Firms often use price skimming to recover development costs and in situations where:

  • Enough prospective customers are willing to buy the product at a high price.
  • The high price doesn’t attract competitors.
  • Lowering the price would have only a minor effect on increasing sales volume and reducing unit costs.
  • The high price is interpreted as a sign of high quality.

For new products, like innovative home technology, a high initial price can signal quality and exclusivity. This attracts early adopters willing to spend more and can generate valuable word-of-mouth marketing.

Price Skimming Example

One of the most common examples of price skimming is the launch of Apple’s iPhone. When Apple introduces a new iPhone model, it tends to set a high initial price to target early adopters willing to pay a premium for the latest technology. However, as demand from this segment is met and newer iPhone models are released, Apple gradually lowers the price of the older models to attract more price-sensitive customers.

This strategy allows Apple to maximize early revenue from a new product and gradually expand its market reach without alienating different customer segments.
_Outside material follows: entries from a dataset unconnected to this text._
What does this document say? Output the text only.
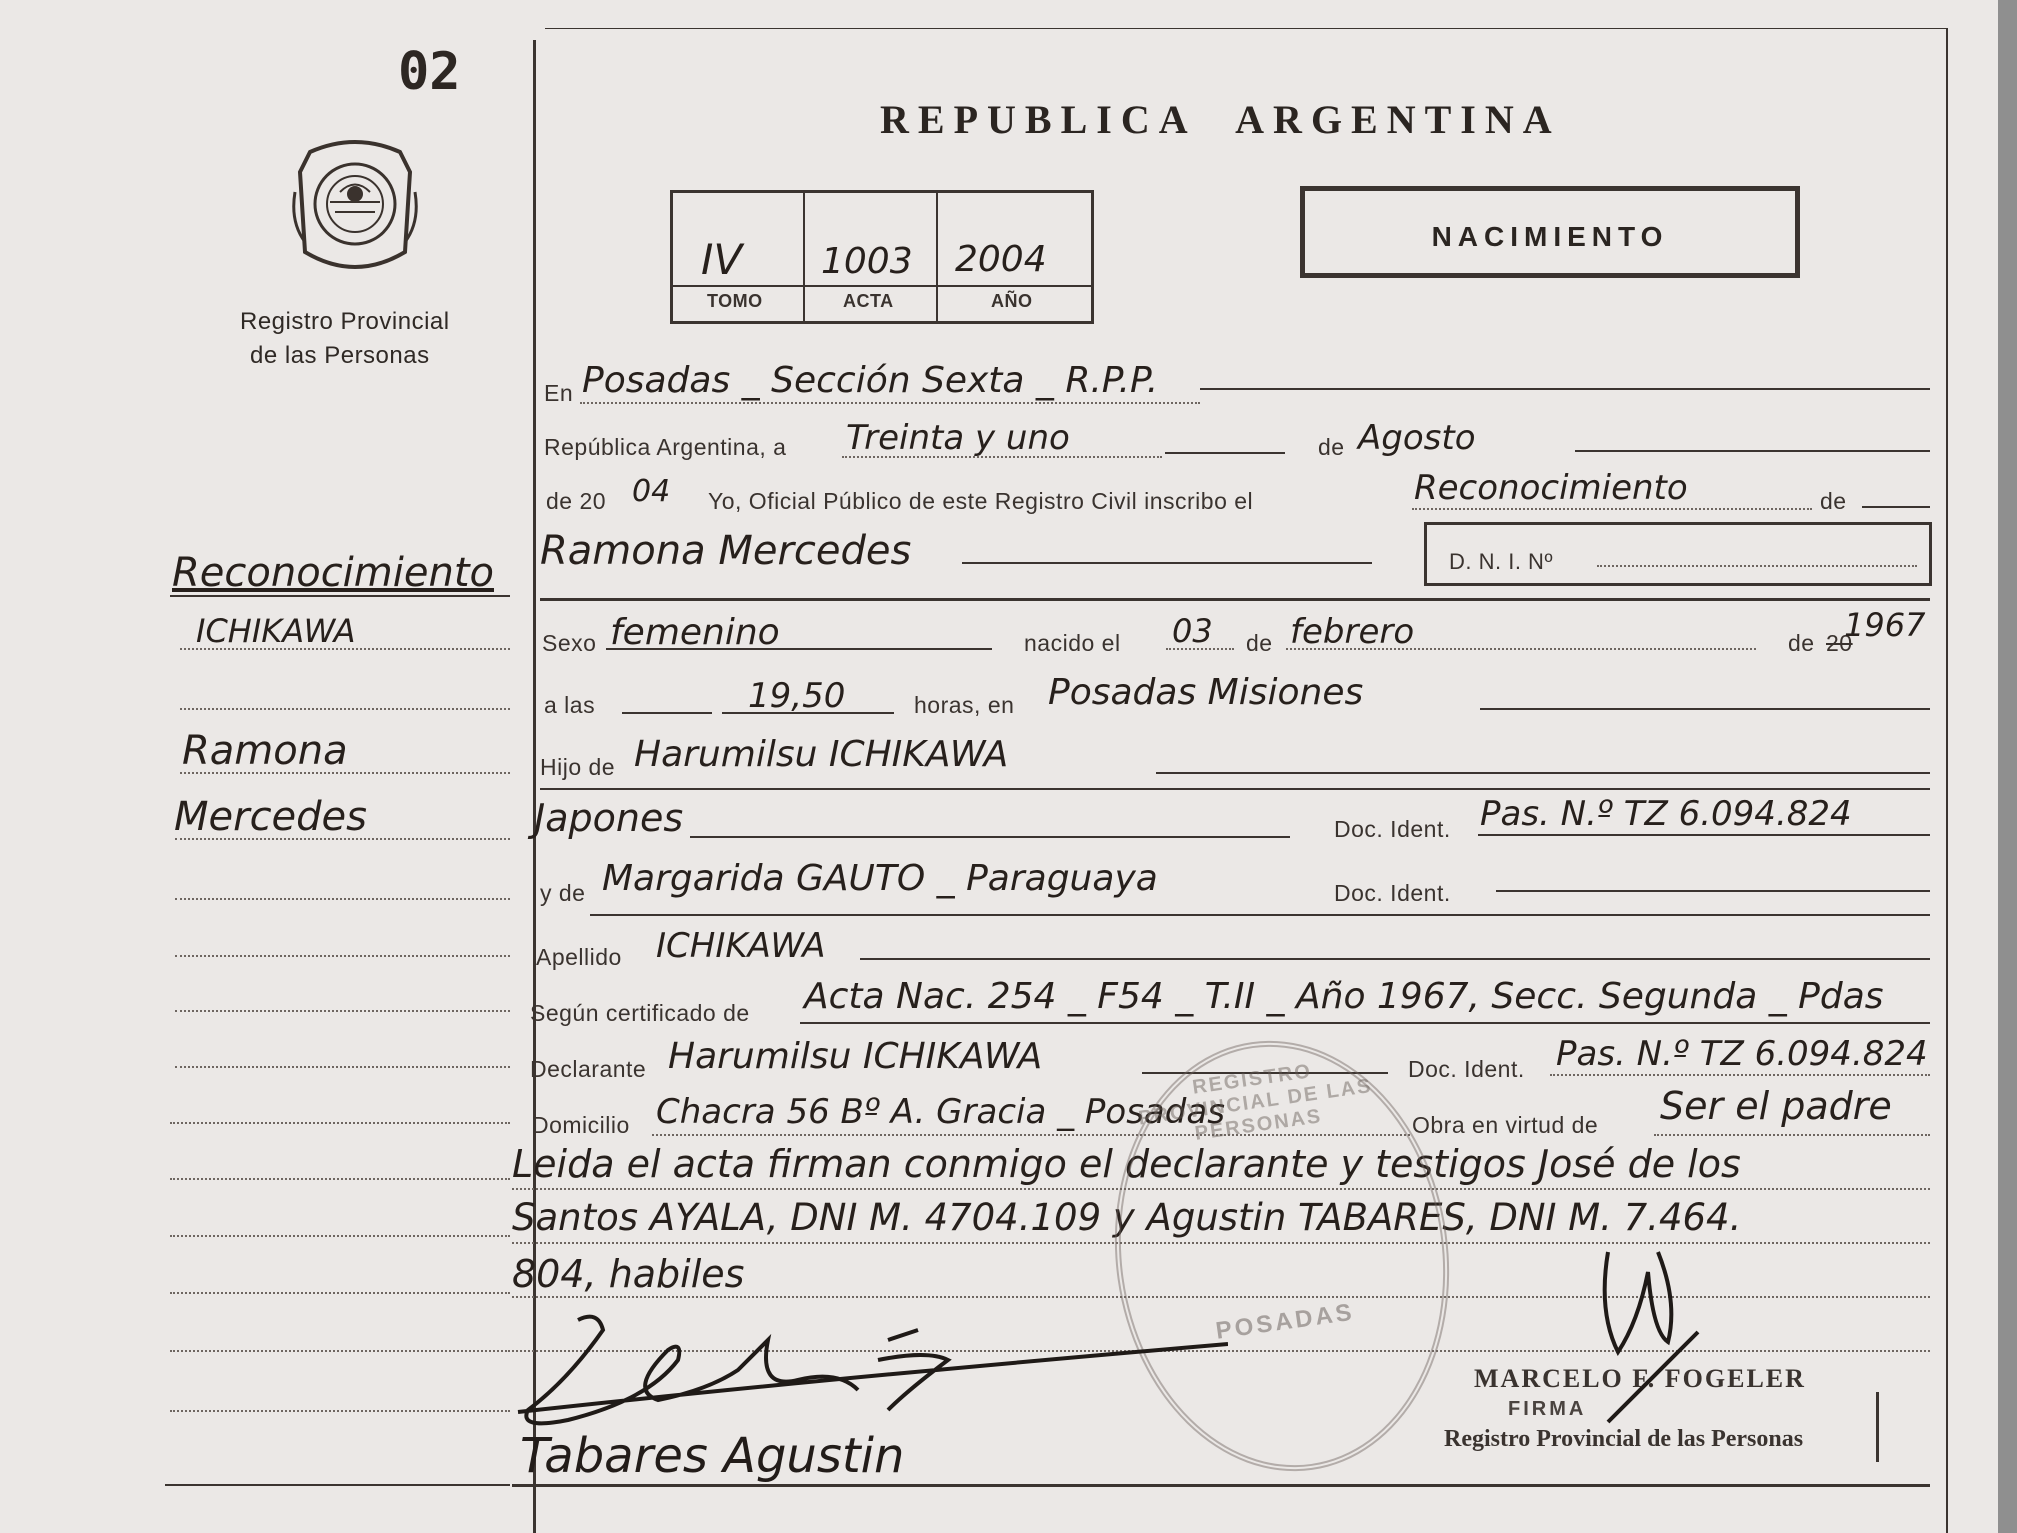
02
Registro Provincial
de las Personas
REPUBLICA ARGENTINA
IV 1003 2004
TOMO	ACTA	AÑO
NACIMIENTO
Reconocimiento
ICHIKAWA
Ramona
Mercedes
En Posadas _ Sección Sexta _ R.P.P.
República Argentina, a Treinta y uno	de Agosto
de 20 04 Yo, Oficial Público de este Registro Civil inscribo el	Reconocimiento	de
Ramona Mercedes	D. N. I. Nº
Sexo femenino	nacido el 03 de febrero	de 20
1967
a las	19,50	horas, en Posadas Misiones
Hijo de Harumilsu ICHIKAWA
Japones	Doc. Ident. Pas. N.º TZ 6.094.824
y de Margarida GAUTO _ Paraguaya	Doc. Ident.
Apellido ICHIKAWA
Según certificado de Acta Nac. 254 _ F54 _ T.II _ Año 1967, Secc. Segunda _ Pdas
Declarante Harumilsu ICHIKAWA	Doc. Ident. Pas. N.º TZ 6.094.824
Domicilio Chacra 56 Bº A. Gracia _ Posadas	Obra en virtud de Ser el padre
Leida el acta firman conmigo el declarante y testigos José de los
Santos AYALA, DNI M. 4704.109 y Agustin TABARES, DNI M. 7.464.
804, habiles
REGISTRO PROVINCIAL DE LAS PERSONAS
POSADAS
Tabares Agustin
MARCELO F. FOGELER
FIRMA
Registro Provincial de las Personas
By lowering prices over time, Apple can remain competitive and continues to generate sales throughout the product’s life cycle.

Price skimming carries a timing risk; customers may switch to cheaper alternatives if the price reduction occurs too late. This could lead to lost sales and reduced revenue as competitors capture more price-sensitive customers. However, there’s also the risk of dropping prices too early. For example, when Apple reduced the price of its iPhone by a third after only two months on the market, loyal buyers complained, forcing CEO Steve Jobs to apologize and offer a partial rebate.

Price Skimming Limits

Generally, the price skimming model is best used for a short time, allowing the early adopter market to become saturated but not alienating price-conscious buyers over the long term. If the price isn’t reduced promptly, consumers may turn to cheaper competitors, resulting in lost sales and revenue.

Price skimming may also be less effective for any competitor’s follow-up products. For example, once the initial market of early adopters has purchased the latest gaming console, other buyers may not purchase a competing product at a higher price without significant improvements over the original.

What is the Meaning of Price Skimming?

Price skimming is a strategy where a company introduces a new or innovative product at a high price to maximize revenue from customers willing to pay a premium. Once the demand from these early adopters is met, the company gradually reduces the price to attract more price-sensitive buyers. This method helps maximize profits in the early stages of the product’s life cycle and assists in recovering development costs.

Is Price Skimming Illegal?

No, price skimming isn’t illegal. However, if not executed correctly, it can cost a company a buyer’s trust. The key to the strategy is to price the product right at launch and then time the price reduction appropriately. When done correctly, it can maximize revenue without alienating customers.

What Types of Businesses Use Price Skimming?

Price skimming is commonly used by businesses in industries where products have high initial development costs and significant consumer interest. This includes technology companies like Apple and Samsung, which use this strategy for new smartphone and gadget launches, as well as high-end fashion brands and automobile makers.

The Bottom Line

Price skimming sets high initial prices for new, innovative products to target early adopters, then lowers prices over time to attract more budget-conscious buyers. This approach maximizes early profits and helps recover development costs, as seen with Apple’s iPhone. However, timing is critical; for example, delaying price cuts can drive customers to competitors.

Though effective, price skimming works best for highly innovation products or products with a high perceived value. It’s less successful for follow-up competitor products because the early adopter market may already be saturated.